In junior high, my school received a batch of Apple IIe computers. Using Applesoft BASIC, I wrote a routine where a cluster of pixels shaped like an airplane dropped a cluster of pixels shaped like a bomb onto a cluster of pixels shaped like a jeep. It was pretty amazing, let me tell you. A few years later, we were laying out our high school newspaper on an Apple Macintosh. The thread was already there — I just didn't know where it was leading yet.
After high school I joined the Navy, operating a mobile nuclear-powered steam plant and circumnavigating the globe before returning stateside with a clearer sense of what I wanted. I headed back to Montana State to finish what I'd started at the University of Montana in Missoula. Geographic information systems caught my attention — the idea of combining mapping and computation felt like exactly the kind of problem worth spending time on. I finished a BA in Environmental Studies, then moved to San Diego for a master's degree in Geographic Information Science. That's where I did my first Linux install, and something clicked. My thesis was written entirely with free and open source software: LaTeX for typesetting, Python and R for analysis and visualization, all stitched together with Make. The tools felt honest.
I followed my thesis advisor to Phoenix, collaborating on academic papers and projects, eventually managing a couple of Mac labs and setting up my own DeployStudio server to automate imaging and deployment. The jump to Linux infrastructure at Arizona State University felt natural from there. I spent eight years helping migrate data centers to the AWS cloud, and when the opportunity came to trade the heat of central Arizona for the Pacific Northwest, I didn't hesitate.
Today I work in Core Infrastructure - Systems Automation Services at UO, managing over 500 Linux nodes using Puppet Enterprise.
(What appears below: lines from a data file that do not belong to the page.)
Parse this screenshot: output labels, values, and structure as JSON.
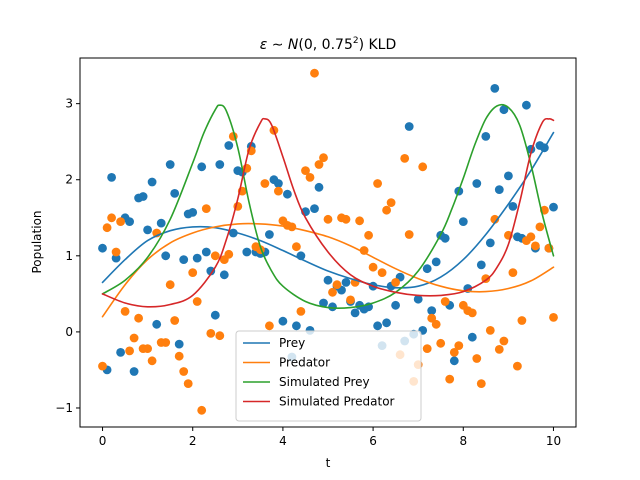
{
  "chart_data": {
    "type": "scatter",
    "title_parts": {
      "lead": "ε ∼ ",
      "func": "N",
      "args": "(0, 0.75",
      "sup": "2",
      "tail": ") KLD"
    },
    "xlabel": "t",
    "ylabel": "Population",
    "xlim": [
      -0.5,
      10.5
    ],
    "ylim": [
      -1.25,
      3.6
    ],
    "xticks": [
      0,
      2,
      4,
      6,
      8,
      10
    ],
    "yticks": [
      -1,
      0,
      1,
      2,
      3
    ],
    "legend_position": "lower center",
    "colors": {
      "prey": "#1f77b4",
      "predator": "#ff7f0e",
      "sim_prey": "#2ca02c",
      "sim_predator": "#d62728"
    },
    "series": [
      {
        "name": "Prey",
        "kind": "line",
        "color": "#1f77b4",
        "x": [
          0,
          0.5,
          1,
          1.5,
          2,
          2.5,
          3,
          3.5,
          4,
          4.5,
          5,
          5.5,
          6,
          6.5,
          7,
          7.5,
          8,
          8.5,
          9,
          9.5,
          10
        ],
        "y": [
          0.65,
          0.95,
          1.2,
          1.33,
          1.38,
          1.37,
          1.3,
          1.2,
          1.07,
          0.93,
          0.8,
          0.7,
          0.62,
          0.58,
          0.6,
          0.72,
          0.95,
          1.28,
          1.68,
          2.12,
          2.62
        ]
      },
      {
        "name": "Predator",
        "kind": "line",
        "color": "#ff7f0e",
        "x": [
          0,
          0.5,
          1,
          1.5,
          2,
          2.5,
          3,
          3.5,
          4,
          4.5,
          5,
          5.5,
          6,
          6.5,
          7,
          7.5,
          8,
          8.5,
          9,
          9.5,
          10
        ],
        "y": [
          0.2,
          0.62,
          0.95,
          1.17,
          1.3,
          1.38,
          1.42,
          1.42,
          1.39,
          1.33,
          1.25,
          1.13,
          0.98,
          0.83,
          0.7,
          0.6,
          0.54,
          0.53,
          0.57,
          0.67,
          0.85
        ]
      },
      {
        "name": "Simulated Prey",
        "kind": "line",
        "color": "#2ca02c",
        "x": [
          0,
          0.5,
          1,
          1.5,
          2,
          2.25,
          2.5,
          2.6,
          2.75,
          3,
          3.25,
          3.5,
          3.75,
          4,
          4.5,
          5,
          5.5,
          6,
          6.5,
          7,
          7.5,
          7.75,
          8,
          8.25,
          8.5,
          8.75,
          9,
          9.25,
          9.5,
          9.75,
          10
        ],
        "y": [
          0.5,
          0.68,
          0.98,
          1.48,
          2.22,
          2.62,
          2.92,
          2.98,
          2.9,
          2.42,
          1.7,
          1.12,
          0.8,
          0.6,
          0.4,
          0.32,
          0.32,
          0.38,
          0.52,
          0.8,
          1.28,
          1.62,
          2.02,
          2.45,
          2.8,
          2.97,
          2.95,
          2.72,
          2.2,
          1.55,
          1.0
        ]
      },
      {
        "name": "Simulated Predator",
        "kind": "line",
        "color": "#d62728",
        "x": [
          0,
          0.5,
          1,
          1.5,
          2,
          2.5,
          2.75,
          3,
          3.25,
          3.5,
          3.6,
          3.75,
          4,
          4.25,
          4.5,
          5,
          5.5,
          6,
          6.5,
          7,
          7.5,
          8,
          8.5,
          8.75,
          9,
          9.25,
          9.5,
          9.75,
          9.9,
          10
        ],
        "y": [
          0.5,
          0.38,
          0.33,
          0.36,
          0.48,
          0.85,
          1.22,
          1.75,
          2.4,
          2.75,
          2.8,
          2.72,
          2.3,
          1.85,
          1.5,
          1.05,
          0.75,
          0.6,
          0.52,
          0.48,
          0.48,
          0.53,
          0.68,
          0.85,
          1.15,
          1.7,
          2.35,
          2.75,
          2.8,
          2.78
        ]
      },
      {
        "name": "Prey",
        "kind": "points",
        "color": "#1f77b4",
        "x": [
          0,
          0.1,
          0.2,
          0.3,
          0.4,
          0.5,
          0.6,
          0.7,
          0.8,
          0.9,
          1,
          1.1,
          1.2,
          1.3,
          1.4,
          1.5,
          1.6,
          1.7,
          1.8,
          1.9,
          2,
          2.1,
          2.2,
          2.3,
          2.4,
          2.5,
          2.6,
          2.7,
          2.8,
          2.9,
          3,
          3.1,
          3.2,
          3.3,
          3.4,
          3.5,
          3.6,
          3.7,
          3.8,
          3.9,
          4,
          4.1,
          4.2,
          4.3,
          4.4,
          4.5,
          4.6,
          4.7,
          4.8,
          4.9,
          5,
          5.1,
          5.2,
          5.3,
          5.4,
          5.5,
          5.6,
          5.7,
          5.8,
          5.9,
          6,
          6.1,
          6.2,
          6.3,
          6.4,
          6.5,
          6.6,
          6.7,
          6.8,
          6.9,
          7,
          7.1,
          7.2,
          7.3,
          7.4,
          7.5,
          7.6,
          7.7,
          7.8,
          7.9,
          8,
          8.1,
          8.2,
          8.3,
          8.4,
          8.5,
          8.6,
          8.7,
          8.8,
          8.9,
          9,
          9.1,
          9.2,
          9.3,
          9.4,
          9.5,
          9.6,
          9.7,
          9.8,
          9.9,
          10
        ],
        "y": [
          1.1,
          -0.5,
          2.03,
          0.97,
          -0.27,
          1.5,
          1.45,
          -0.52,
          1.76,
          1.78,
          1.34,
          1.97,
          0.1,
          1.43,
          1.0,
          2.2,
          1.82,
          -0.16,
          0.95,
          1.55,
          1.57,
          0.97,
          2.17,
          1.05,
          0.8,
          0.22,
          2.2,
          0.75,
          2.45,
          1.3,
          2.12,
          2.1,
          1.05,
          2.44,
          1.05,
          1.03,
          1.05,
          1.28,
          2.0,
          1.95,
          0.14,
          1.81,
          -0.33,
          0.08,
          1.0,
          1.58,
          0.02,
          1.62,
          1.9,
          0.38,
          0.68,
          0.33,
          0.6,
          0.55,
          0.65,
          0.4,
          0.25,
          0.35,
          0.3,
          0.33,
          0.6,
          0.08,
          -0.18,
          0.12,
          0.6,
          0.35,
          0.72,
          -0.12,
          2.7,
          -0.03,
          0.43,
          0.02,
          0.83,
          0.28,
          0.92,
          1.27,
          1.23,
          0.35,
          -0.38,
          1.85,
          1.45,
          0.57,
          -0.07,
          1.95,
          0.88,
          2.57,
          1.17,
          3.2,
          1.87,
          2.92,
          2.05,
          1.65,
          1.25,
          1.23,
          2.98,
          2.4,
          1.1,
          2.45,
          2.42,
          1.1,
          1.64
        ]
      },
      {
        "name": "Predator",
        "kind": "points",
        "color": "#ff7f0e",
        "x": [
          0,
          0.1,
          0.2,
          0.3,
          0.4,
          0.5,
          0.6,
          0.7,
          0.8,
          0.9,
          1,
          1.1,
          1.2,
          1.3,
          1.4,
          1.5,
          1.6,
          1.7,
          1.8,
          1.9,
          2,
          2.1,
          2.2,
          2.3,
          2.4,
          2.5,
          2.6,
          2.7,
          2.8,
          2.9,
          3,
          3.1,
          3.2,
          3.3,
          3.4,
          3.5,
          3.6,
          3.7,
          3.8,
          3.9,
          4,
          4.1,
          4.2,
          4.3,
          4.4,
          4.5,
          4.6,
          4.7,
          4.8,
          4.9,
          5,
          5.1,
          5.2,
          5.3,
          5.4,
          5.5,
          5.6,
          5.7,
          5.8,
          5.9,
          6,
          6.1,
          6.2,
          6.3,
          6.4,
          6.5,
          6.6,
          6.7,
          6.8,
          6.9,
          7,
          7.1,
          7.2,
          7.3,
          7.4,
          7.5,
          7.6,
          7.7,
          7.8,
          7.9,
          8,
          8.1,
          8.2,
          8.3,
          8.4,
          8.5,
          8.6,
          8.7,
          8.8,
          8.9,
          9,
          9.1,
          9.2,
          9.3,
          9.4,
          9.5,
          9.6,
          9.7,
          9.8,
          9.9,
          10
        ],
        "y": [
          -0.45,
          1.37,
          1.5,
          1.05,
          1.45,
          0.27,
          -0.25,
          -0.08,
          0.18,
          -0.22,
          -0.22,
          -0.38,
          1.3,
          -0.14,
          -0.14,
          0.62,
          0.15,
          -0.32,
          -0.52,
          -0.68,
          0.78,
          0.4,
          -1.03,
          1.62,
          -0.02,
          1.0,
          -0.05,
          0.95,
          1.02,
          2.57,
          1.65,
          1.85,
          2.15,
          2.38,
          1.12,
          1.08,
          1.95,
          0.08,
          2.65,
          1.85,
          1.46,
          1.4,
          1.38,
          1.12,
          0.27,
          2.12,
          2.03,
          3.4,
          2.2,
          2.29,
          1.48,
          0.52,
          0.62,
          1.5,
          1.48,
          0.42,
          0.65,
          1.46,
          1.07,
          1.27,
          0.85,
          1.95,
          0.78,
          1.6,
          1.7,
          0.65,
          -0.3,
          2.28,
          1.28,
          -0.65,
          -0.43,
          2.17,
          -0.22,
          0.18,
          0.1,
          -0.15,
          0.4,
          -0.62,
          -0.27,
          -0.18,
          0.35,
          0.28,
          0.25,
          -0.35,
          -0.68,
          0.7,
          0.02,
          1.48,
          -0.23,
          -0.12,
          1.27,
          0.78,
          -0.45,
          0.15,
          1.2,
          1.25,
          1.13,
          1.38,
          1.6,
          1.1,
          0.19
        ]
      }
    ]
  }
}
If you've never heard of Puppet, think of it as a language for describing how a computer system should look — and then having that description enforced automatically, at scale, across an entire university. The craft of it is what keeps me engaged. Writing a good Puppet module is a bit like writing a good essay: the logic should be clear, the structure should be clean, and someone reading it later should be able to follow your thinking without asking you questions. Every day offers some new opportunity to improve how the systems work or to fabricate an entirely new solution to a problem that didn't have one yesterday.
Working at UO has been a good match. There's enough scale here to make the work genuinely interesting, and enough autonomy to approach problems the right way rather than just the fast way. Higher education IT has a rhythm to it that suits me — the mission matters, the problems are real, and the people tend to care about doing things well.
If you're thinking about applying to UO, my advice is simple: follow your curiosity. My own path wound from BASIC programming to nuclear engineering to cartography to Linux systems administration, and every turn made sense in context, even if it wouldn't have on paper. The skills you pick up along strange routes tend to be the ones that make you useful in ways nobody anticipated.
Outside of work, I live in Eugene with my better half, Michelle Stuckey, Director of Composition in the English department, and son, Elliot, who is heading to Churchill high school next fall. I play Fortnite, throw frisbees, and still think Led Zeppelin and Pink Floyd between them covered most of the ground worth covering. Blade Runner remains the film to beat. My other strong opinions: pizza is ideal, dogs are correct, autumn drives are underrated, and a good nap is never wasted.